Game Of Thrones (Photo: Helen Sloan/HBO)

However you feel about the recently-concluded seventh season of Game Of Thrones, we think we can all agree that Bran Stark has turned into your obnoxious college roommate who majored in philosophy and mocked your concerns about “grades” and “shelter” while crashing on your couch and eating all your food. He’s the Three-Eyed Raven, after all, which means he’s omniscient, and therefore cares not about the internet bill (and if he did stream something the other day, it was only because he needed a palate cleanser after accidentally warging into Tormund).

But one thing Bran Stark isn’t, according to the actor who plays him, is the Night King in the making. As Isaac Hempstead Wright tells Vulture, Bran’s still playing catch-up with his abilities, and therefore isn’t especially eloquent in sharing his insights.

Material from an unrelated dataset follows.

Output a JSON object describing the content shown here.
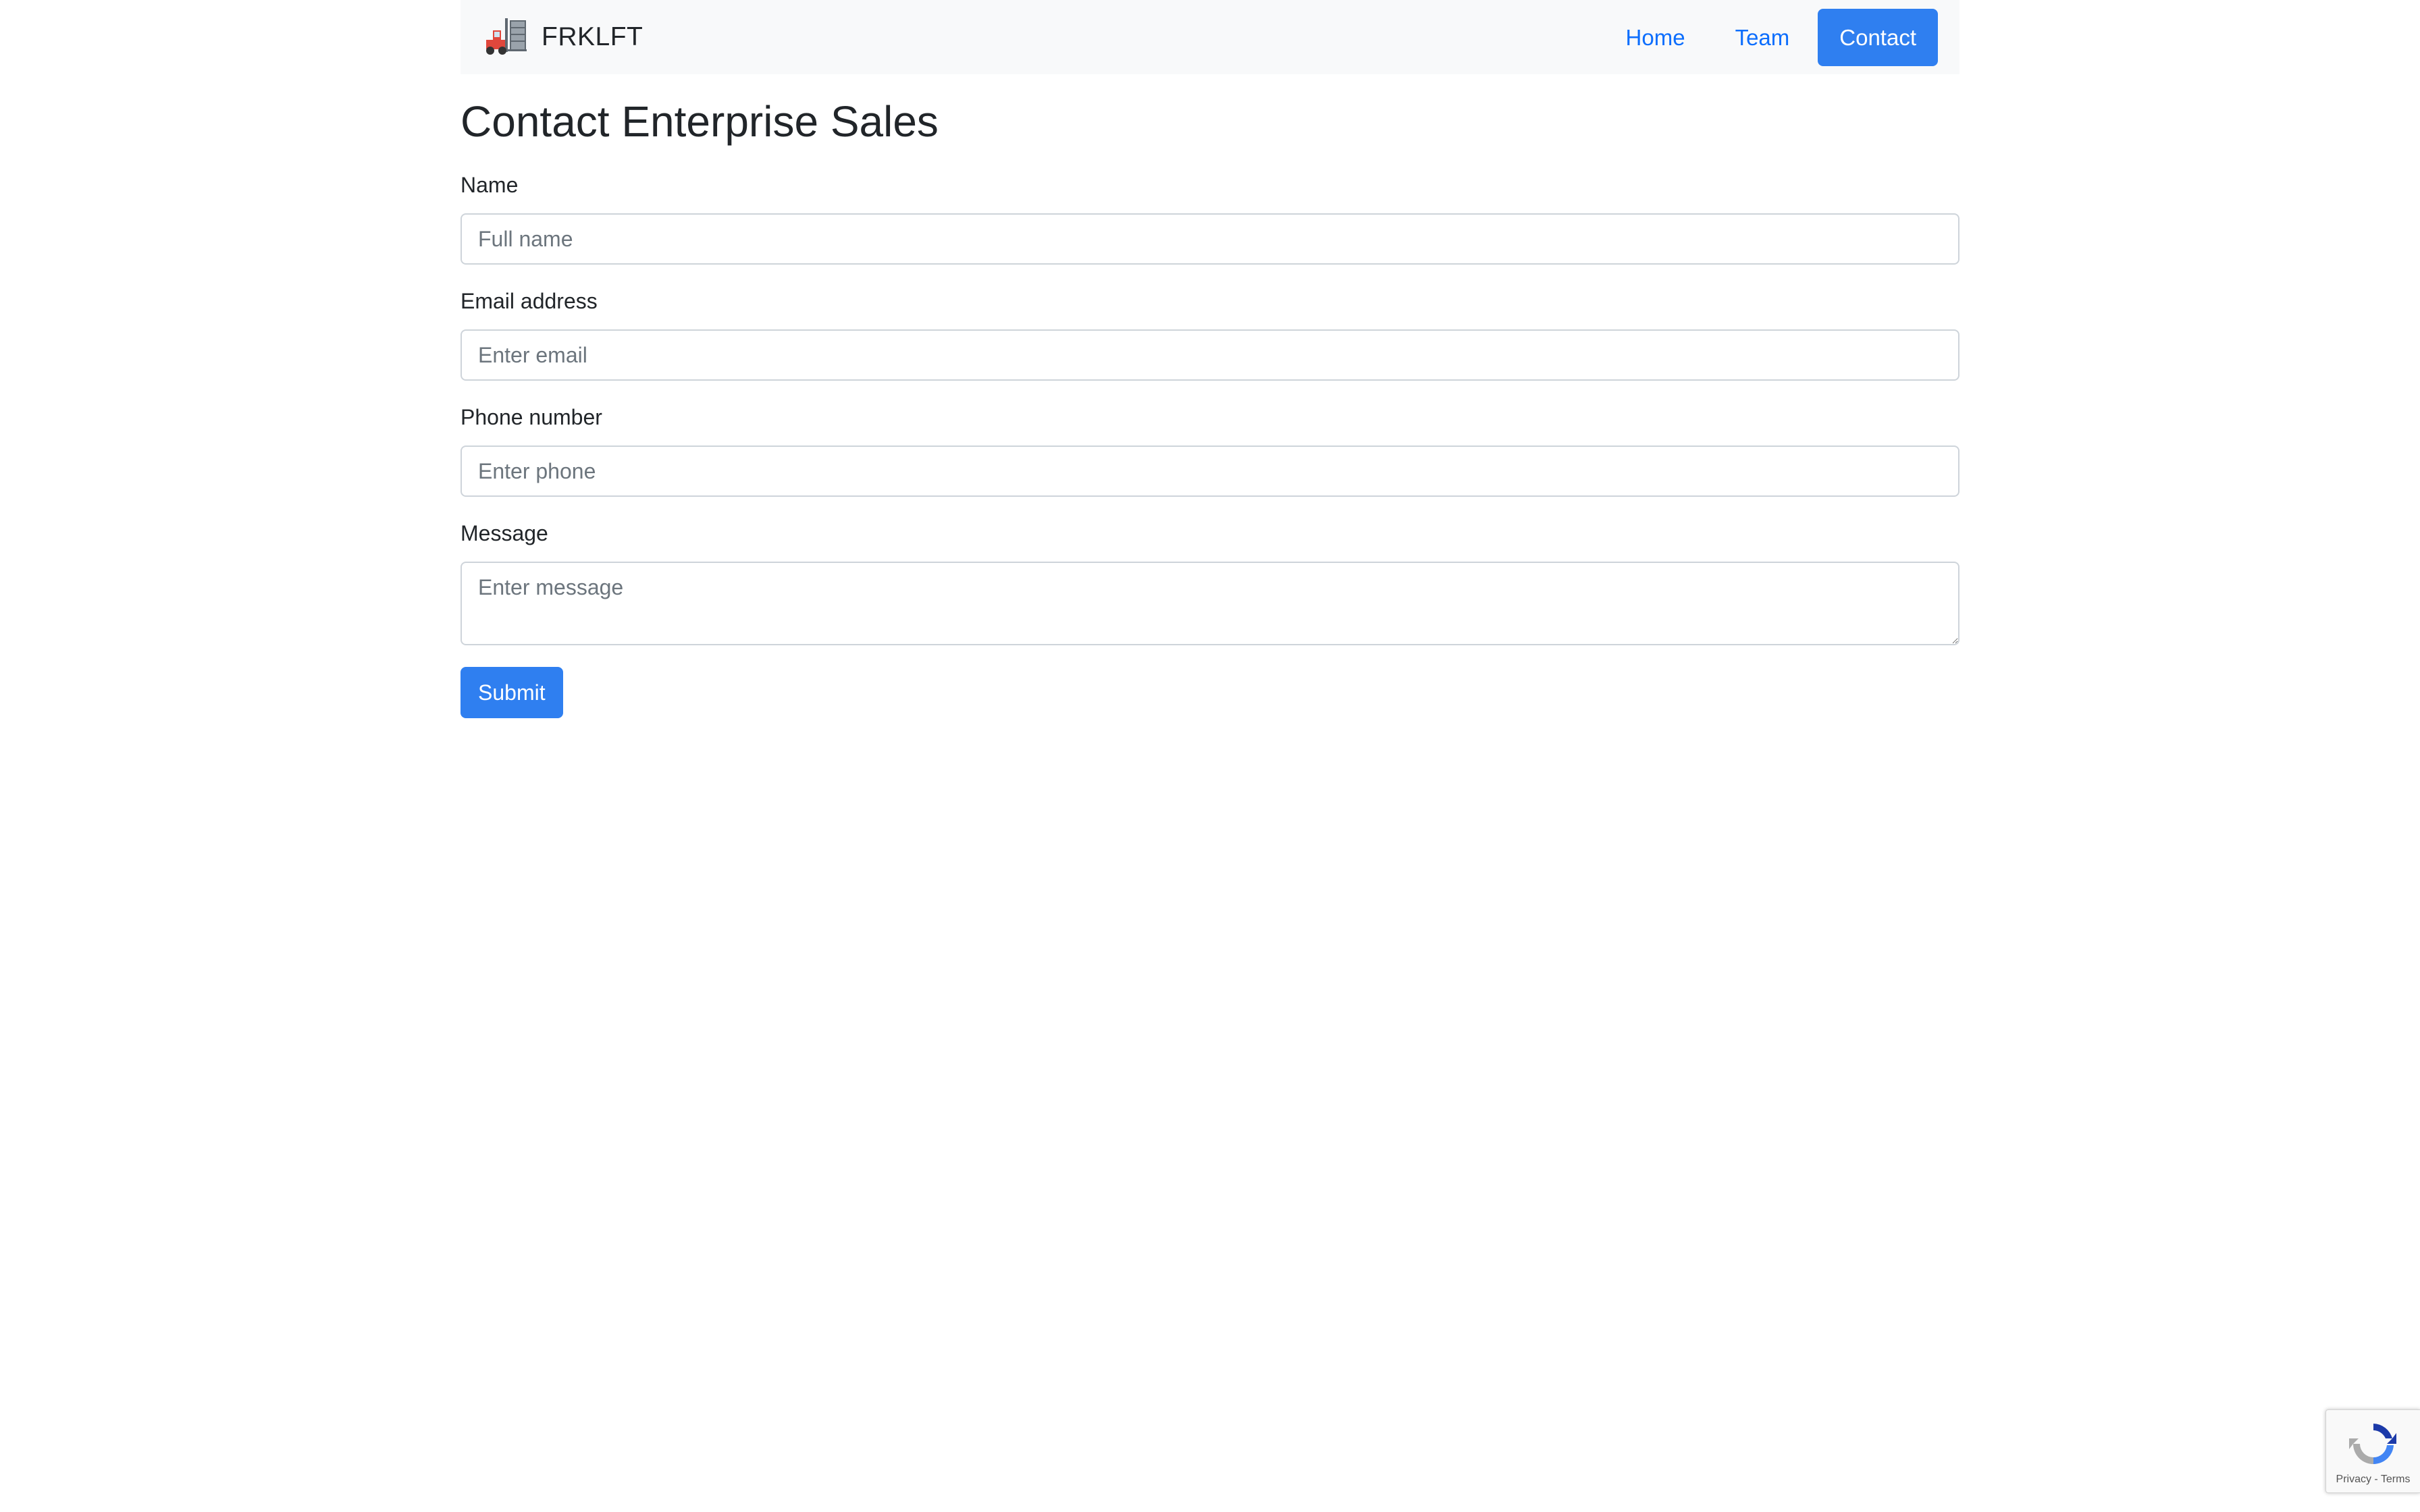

The actor points out that the previous Three-Eyed Raven was more of a “super senior,” someone who got to sit around for millennia and pore over the entire history of man- and Children Of The Forest-kind. So if Bran seems to focus on meaningless details while recalling his sister’s trauma, it’s because he’s overloaded with information and is having trouble filtering it all.

And while Bran may be detached from the human condition, he’s doesn’t want to see them all dead either. When asked what he thinks about the theory that Bran becomes the Night King—whose ice dragon could certainly help the paraplegic teen “fly,” per the old Three-Eyed Raven’s comment—Hempstead Wright says “it’s less that they’re the same person and more that they’re two of the ancient beings of Westeros. The Three-Eyed Raven has been around for God knows how long, and White Walkers have been reported since the beginning of time. As we’ve seen, they were created by the Children of the Forest, so we can’t get much more ancient than that.”

So yeah, Bran “Old Soul” Stark may be emotionally unavailable to his siblings, but he’s not looking to cover Westeros in ice either: “Perhaps we can think of it as these are two characters with a huge amount of power, but one is a Frankenstein’s monster who is driven by nothing but hatred and violence. Then there’s Bran, who uses his powers for good.” Of course, Hempstead Wright doesn’t write for the show, so the theory might be proven right in the end. But however it plays out, the actor shares our interest in learning “why the Night King is so obsessed with destroying mankind,” and says he hopes the final season will finally reveal all.